Wenn Sie Ihre Immobilie verschenken oder vererben möchten, fallen unter Umständen Schenkungs- oder Erbschaftssteuern an. Bei der Berechnung der Steuerlast legen die Finanzämter den Verkehrswert des Gebäudes zugrunde. Auch in Scheidungsverfahren oder bei Enteignungen wird der Verkehrswert als zentrale Größe für Ausgleichs- oder Entschädigungszahlungen betrachtet.

Verkehrswertermittlung durch Experten

Im Internet finden Sie zahlreiche kostenlose Angebote zur Verkehrswertermittlung. Diese haben in den meisten Fällen jedoch nur eine begrenzte Aussagekraft, da nicht alle den Wert beeinflussenden Faktoren in angemessener Weise berücksichtigt werden.

Insbesondere wenn es darum geht, den Wert einer Immobilie gegenüber dem Finanzamt oder in einem Rechtsstreit zu belegen, sollten Sie auf die Dienste eines erfahrenen Immobilienexperten zurückgreifen.

In der Regel werden für ein entsprechendes Gutachten Honorare zwischen einem halben und einem Prozent des Immobilienwertes berechnet. Für eine exakte Wertbestimmung benötigt der Experte grundsätzlich folgende Unterlagen:

  • einen Grundbuchauszug
  • einen Lageplan und eine Flurkarte
  • den Grundriss und die Baupläne
  • die Baubeschreibung
  • den Energieausweis

Je nach Art und Nutzung der Immobilie sind weitere Unterlagen erforderlich. Bei Mietshäusern sind dies Nachweise über die Bewirtschaftungskosten sowie die Mietverträge und Mietaufstellungen.

Sind auf Ihrer Immobilie Wohnrechte, Wegerechte oder andere Rechte eingetragen, sind diese Angaben ebenfalls wichtig für eine seriöse Verkehrswertermittlung.
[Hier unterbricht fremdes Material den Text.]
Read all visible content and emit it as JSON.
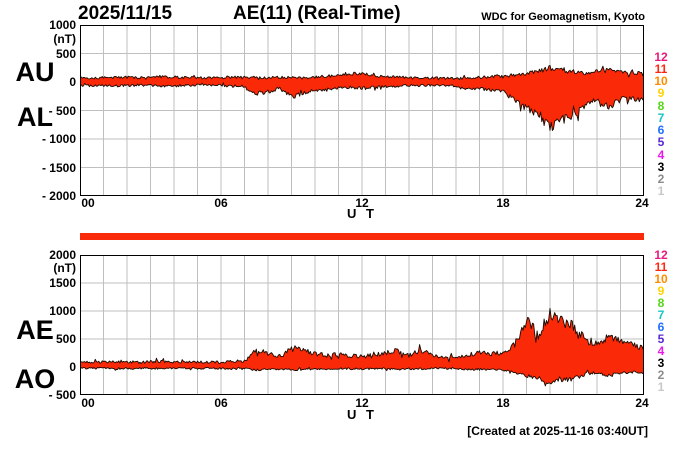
{
  "header": {
    "date": "2025/11/15",
    "title": "AE(11) (Real-Time)",
    "source": "WDC for Geomagnetism, Kyoto"
  },
  "footer": {
    "created_at": "[Created at 2025-11-16 03:40UT]"
  },
  "colors": {
    "trace_fill": "#fa2a08",
    "trace_stroke": "#1c0a00",
    "grid": "#bfbfbf",
    "frame": "#000000",
    "availability_bar": "#f92b0b"
  },
  "station_count_scale": {
    "labels": [
      "12",
      "11",
      "10",
      "9",
      "8",
      "7",
      "6",
      "5",
      "4",
      "3",
      "2",
      "1"
    ],
    "colors": [
      "#e8187d",
      "#ff2812",
      "#ff8c00",
      "#ffd200",
      "#55d515",
      "#15c5c5",
      "#2070ff",
      "#5a28d5",
      "#e818e8",
      "#000000",
      "#8c8c8c",
      "#c8c8c8"
    ]
  },
  "top_panel": {
    "left_labels": [
      "AU",
      "AL"
    ],
    "unit": "(nT)",
    "ytick_labels": [
      "1000",
      "500",
      "0",
      "- 500",
      "- 1000",
      "- 1500",
      "- 2000"
    ],
    "xtick_labels": [
      "00",
      "06",
      "12",
      "18",
      "24"
    ],
    "xlabel": "U T"
  },
  "bottom_panel": {
    "left_labels": [
      "AE",
      "AO"
    ],
    "unit": "(nT)",
    "ytick_labels": [
      "2000",
      "1500",
      "1000",
      "500",
      "0",
      "- 500"
    ],
    "xtick_labels": [
      "00",
      "06",
      "12",
      "18",
      "24"
    ],
    "xlabel": "U T"
  },
  "chart_data": [
    {
      "type": "area",
      "title": "AU / AL auroral electrojet indices, 2025/11/15 (nT)",
      "xlabel": "U T",
      "ylabel": "nT",
      "xlim": [
        0,
        24
      ],
      "ylim": [
        -2000,
        1000
      ],
      "grid": true,
      "x_hours": [
        0,
        0.5,
        1,
        1.5,
        2,
        2.5,
        3,
        3.5,
        4,
        4.5,
        5,
        5.5,
        6,
        6.5,
        7,
        7.5,
        8,
        8.5,
        9,
        9.5,
        10,
        10.5,
        11,
        11.5,
        12,
        12.5,
        13,
        13.5,
        14,
        14.5,
        15,
        15.5,
        16,
        16.5,
        17,
        17.5,
        18,
        18.5,
        19,
        19.5,
        20,
        20.5,
        21,
        21.5,
        22,
        22.5,
        23,
        23.5,
        24
      ],
      "series": [
        {
          "name": "AU",
          "values": [
            80,
            70,
            75,
            85,
            80,
            70,
            85,
            95,
            85,
            75,
            80,
            70,
            75,
            85,
            90,
            75,
            70,
            85,
            75,
            70,
            90,
            100,
            120,
            150,
            140,
            115,
            95,
            85,
            75,
            70,
            75,
            65,
            60,
            70,
            80,
            95,
            90,
            115,
            150,
            185,
            250,
            205,
            165,
            150,
            185,
            205,
            175,
            160,
            170
          ]
        },
        {
          "name": "AL",
          "values": [
            -70,
            -60,
            -65,
            -70,
            -60,
            -55,
            -60,
            -70,
            -65,
            -60,
            -60,
            -55,
            -60,
            -70,
            -80,
            -220,
            -170,
            -110,
            -260,
            -190,
            -150,
            -120,
            -100,
            -95,
            -110,
            -95,
            -80,
            -70,
            -60,
            -60,
            -55,
            -60,
            -65,
            -130,
            -110,
            -150,
            -170,
            -320,
            -460,
            -560,
            -790,
            -680,
            -600,
            -380,
            -300,
            -430,
            -310,
            -280,
            -330
          ]
        }
      ]
    },
    {
      "type": "area",
      "title": "AE / AO auroral electrojet indices, 2025/11/15 (nT)",
      "xlabel": "U T",
      "ylabel": "nT",
      "xlim": [
        0,
        24
      ],
      "ylim": [
        -500,
        2000
      ],
      "grid": true,
      "x_hours": [
        0,
        0.5,
        1,
        1.5,
        2,
        2.5,
        3,
        3.5,
        4,
        4.5,
        5,
        5.5,
        6,
        6.5,
        7,
        7.5,
        8,
        8.5,
        9,
        9.5,
        10,
        10.5,
        11,
        11.5,
        12,
        12.5,
        13,
        13.5,
        14,
        14.5,
        15,
        15.5,
        16,
        16.5,
        17,
        17.5,
        18,
        18.5,
        19,
        19.5,
        20,
        20.5,
        21,
        21.5,
        22,
        22.5,
        23,
        23.5,
        24
      ],
      "series": [
        {
          "name": "AE",
          "values": [
            90,
            85,
            90,
            95,
            90,
            85,
            95,
            100,
            90,
            85,
            90,
            85,
            90,
            95,
            110,
            290,
            240,
            190,
            330,
            300,
            240,
            210,
            230,
            200,
            190,
            210,
            260,
            290,
            210,
            300,
            210,
            150,
            180,
            220,
            260,
            230,
            260,
            400,
            850,
            560,
            950,
            810,
            730,
            480,
            420,
            510,
            460,
            410,
            310
          ]
        },
        {
          "name": "AO",
          "values": [
            -25,
            -20,
            -25,
            -30,
            -25,
            -20,
            -25,
            -30,
            -25,
            -20,
            -25,
            -20,
            -25,
            -30,
            -30,
            -50,
            -40,
            -35,
            -55,
            -45,
            -40,
            -35,
            -30,
            -30,
            -35,
            -30,
            -30,
            -35,
            -30,
            -35,
            -25,
            -25,
            -30,
            -45,
            -40,
            -45,
            -50,
            -90,
            -160,
            -190,
            -270,
            -230,
            -210,
            -130,
            -100,
            -160,
            -110,
            -95,
            -120
          ]
        }
      ]
    }
  ]
}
Handelt es sich bei der Immobilie um Wohnungseigentum, werden für eine Wertermittlung außerdem die Teilungserklärung sowie der Wirtschaftsplan und die Hausgeldabrechnung benötigt. Auch die Protokolle der letzten Eigentümerversammlungen werden von vielen Experten bei der Erstellung eines Wertgutachtens berücksichtigt.

Fazit

Der Verkehrswert bestimmt den Wert einer Immobilie der zu einem bestimmten Zeitpunkt auf dem freien Markt erreicht werden kann. Für die Berechnung des Wertes kommen verschiedene Ermittlungsverfahren zum Einsatz, die je nach Art und Nutzung der Immobilie Anwendung finden.

Die Ermittlung des Verkehrswertes einer Immobilie kann in den unterschiedlichsten Situationen erforderlich oder zumindest hilfreich sein. Insbesondere wenn es um steuerliche oder rechtliche Angelegenheiten geht, die erhebliche Auswirkungen haben können, sollten Sie deshalb auf die Expertise eines erfahrenen Gutachters setzen und sich nicht auf kostenlose Schätzungen aus dem Internet verlassen, die im besten Fall einen groben Richtwert liefern können.